14 miljard euro subsidie voor fossiele plastics, dat kan beter! 

, ,

Het Kabinet schat dat de Nederlandse overheid jaarlijks maar liefst 14 miljard euro aan belastingvoordeel geeft op olie die gebruikt wordt voor de productie van plastics. Dit blijkt uit een inventarisatie die het Kabinet als onderdeel van de Miljoenennota heeft uitgevoerd en die al in handen is van De Volkskrant. Wat hollandbio betreft, illustreert dit astronomische bedrag de kansen voor biotech en een duurzame toekomst – want hoe veel sneller kunnen we die van de grond krijgen op het moment dat we dat belastingvoordeel inzetten voor de productie van duurzame, biobased plastics?  

De disruptieve technologieën die niet alleen fossiele grondstoffen in veel gevallen overbodig maken, maar ook nog weinig tot geen schade toebrengen aan mens en milieu, zijn al lang ontwikkeld. Zo maakt biotechnologie het mogelijk om met behulp van micro-organismen duurzame plastics te produceren uit afval en reststromen, direct uit CO2 en zonlicht, of uit CO2 en duurzame waterstof. Aan het einde van de levenscyclus van deze producten, kun je die recyclen in nieuwe plastics of via industriële compostering (de gft-bak) omzetten in voeding voor planten. En dat alles zonder schadelijke microplastics achter te laten in het milieu. Deze nieuwe biobron is onmisbaar binnen de transitie naar een circulaire economie, of het nu gaat om de maakindustrie, kunststoffen, de bouw of om biomassa. 

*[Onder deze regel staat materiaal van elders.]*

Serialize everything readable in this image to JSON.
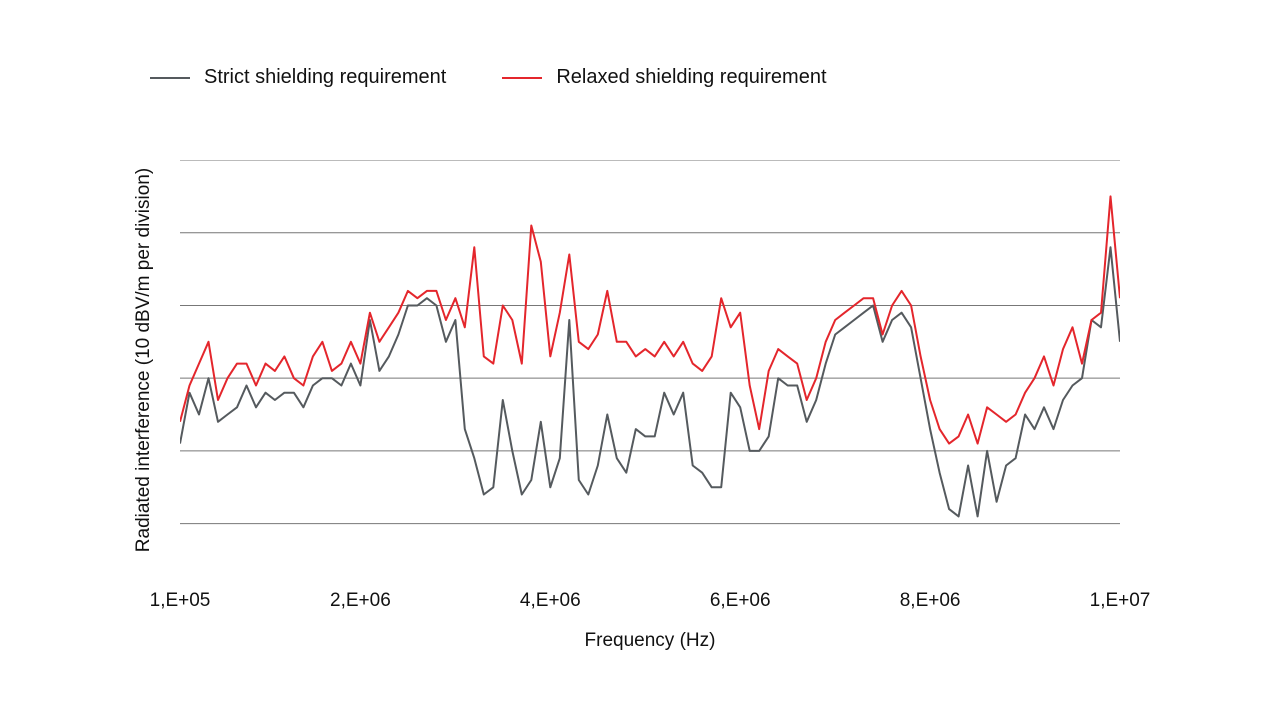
{
  "chart_data": {
    "type": "line",
    "xlabel": "Frequency (Hz)",
    "ylabel": "Radiated interference (10 dBV/m per division)",
    "ylim": [
      0,
      55
    ],
    "grid_y": [
      5,
      15,
      25,
      35,
      45,
      55
    ],
    "x_ticks": [
      {
        "label": "1,E+05",
        "x": 100000
      },
      {
        "label": "2,E+06",
        "x": 2000000
      },
      {
        "label": "4,E+06",
        "x": 4000000
      },
      {
        "label": "6,E+06",
        "x": 6000000
      },
      {
        "label": "8,E+06",
        "x": 8000000
      },
      {
        "label": "1,E+07",
        "x": 10000000
      }
    ],
    "x": [
      100000,
      200000,
      300000,
      400000,
      500000,
      600000,
      700000,
      800000,
      900000,
      1000000,
      1100000,
      1200000,
      1300000,
      1400000,
      1500000,
      1600000,
      1700000,
      1800000,
      1900000,
      2000000,
      2100000,
      2200000,
      2300000,
      2400000,
      2500000,
      2600000,
      2700000,
      2800000,
      2900000,
      3000000,
      3100000,
      3200000,
      3300000,
      3400000,
      3500000,
      3600000,
      3700000,
      3800000,
      3900000,
      4000000,
      4100000,
      4200000,
      4300000,
      4400000,
      4500000,
      4600000,
      4700000,
      4800000,
      4900000,
      5000000,
      5100000,
      5200000,
      5300000,
      5400000,
      5500000,
      5600000,
      5700000,
      5800000,
      5900000,
      6000000,
      6100000,
      6200000,
      6300000,
      6400000,
      6500000,
      6600000,
      6700000,
      6800000,
      6900000,
      7000000,
      7100000,
      7200000,
      7300000,
      7400000,
      7500000,
      7600000,
      7700000,
      7800000,
      7900000,
      8000000,
      8100000,
      8200000,
      8300000,
      8400000,
      8500000,
      8600000,
      8700000,
      8800000,
      8900000,
      9000000,
      9100000,
      9200000,
      9300000,
      9400000,
      9500000,
      9600000,
      9700000,
      9800000,
      9900000,
      10000000
    ],
    "series": [
      {
        "name": "Strict shielding requirement",
        "color": "#555a5e",
        "values": [
          16,
          23,
          20,
          25,
          19,
          20,
          21,
          24,
          21,
          23,
          22,
          23,
          23,
          21,
          24,
          25,
          25,
          24,
          27,
          24,
          33,
          26,
          28,
          31,
          35,
          35,
          36,
          35,
          30,
          33,
          18,
          14,
          9,
          10,
          22,
          15,
          9,
          11,
          19,
          10,
          14,
          33,
          11,
          9,
          13,
          20,
          14,
          12,
          18,
          17,
          17,
          23,
          20,
          23,
          13,
          12,
          10,
          10,
          23,
          21,
          15,
          15,
          17,
          25,
          24,
          24,
          19,
          22,
          27,
          31,
          32,
          33,
          34,
          35,
          30,
          33,
          34,
          32,
          25,
          18,
          12,
          7,
          6,
          13,
          6,
          15,
          8,
          13,
          14,
          20,
          18,
          21,
          18,
          22,
          24,
          25,
          33,
          32,
          43,
          30
        ]
      },
      {
        "name": "Relaxed shielding requirement",
        "color": "#e4262c",
        "values": [
          19,
          24,
          27,
          30,
          22,
          25,
          27,
          27,
          24,
          27,
          26,
          28,
          25,
          24,
          28,
          30,
          26,
          27,
          30,
          27,
          34,
          30,
          32,
          34,
          37,
          36,
          37,
          37,
          33,
          36,
          32,
          43,
          28,
          27,
          35,
          33,
          27,
          46,
          41,
          28,
          34,
          42,
          30,
          29,
          31,
          37,
          30,
          30,
          28,
          29,
          28,
          30,
          28,
          30,
          27,
          26,
          28,
          36,
          32,
          34,
          24,
          18,
          26,
          29,
          28,
          27,
          22,
          25,
          30,
          33,
          34,
          35,
          36,
          36,
          31,
          35,
          37,
          35,
          28,
          22,
          18,
          16,
          17,
          20,
          16,
          21,
          20,
          19,
          20,
          23,
          25,
          28,
          24,
          29,
          32,
          27,
          33,
          34,
          50,
          36
        ]
      }
    ]
  },
  "legend": {
    "strict": "Strict shielding requirement",
    "relaxed": "Relaxed shielding requirement"
  }
}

De 14 miljard euro die de Nederlandse overheid jaarlijks misloopt aan vrijstellingen aan accijns op olie voor de productie van plastics, kunnen we dan ook beter en duurzamer inzetten. Want disruptieve oplossingen, zoals die uit de biotech, lopen continu tegen het ongelijke (subsidie)speelveld aan, waardoor zij de concurrentie met conventionele, fossiel-gebaseerde toepassingen minder goed aankunnen. Wat onze sector nodig heeft, is het stimuleren van verdere opschaling van de productiecapaciteit, het creëren van meer vraag in de markt via bijvoorbeeld een verplicht aandeel bioplastics in de totale productie, minder subsidies voor fossiel-gebaseerde toepassingen en stimulerende wetgeving van lab tot maatschappij en consument.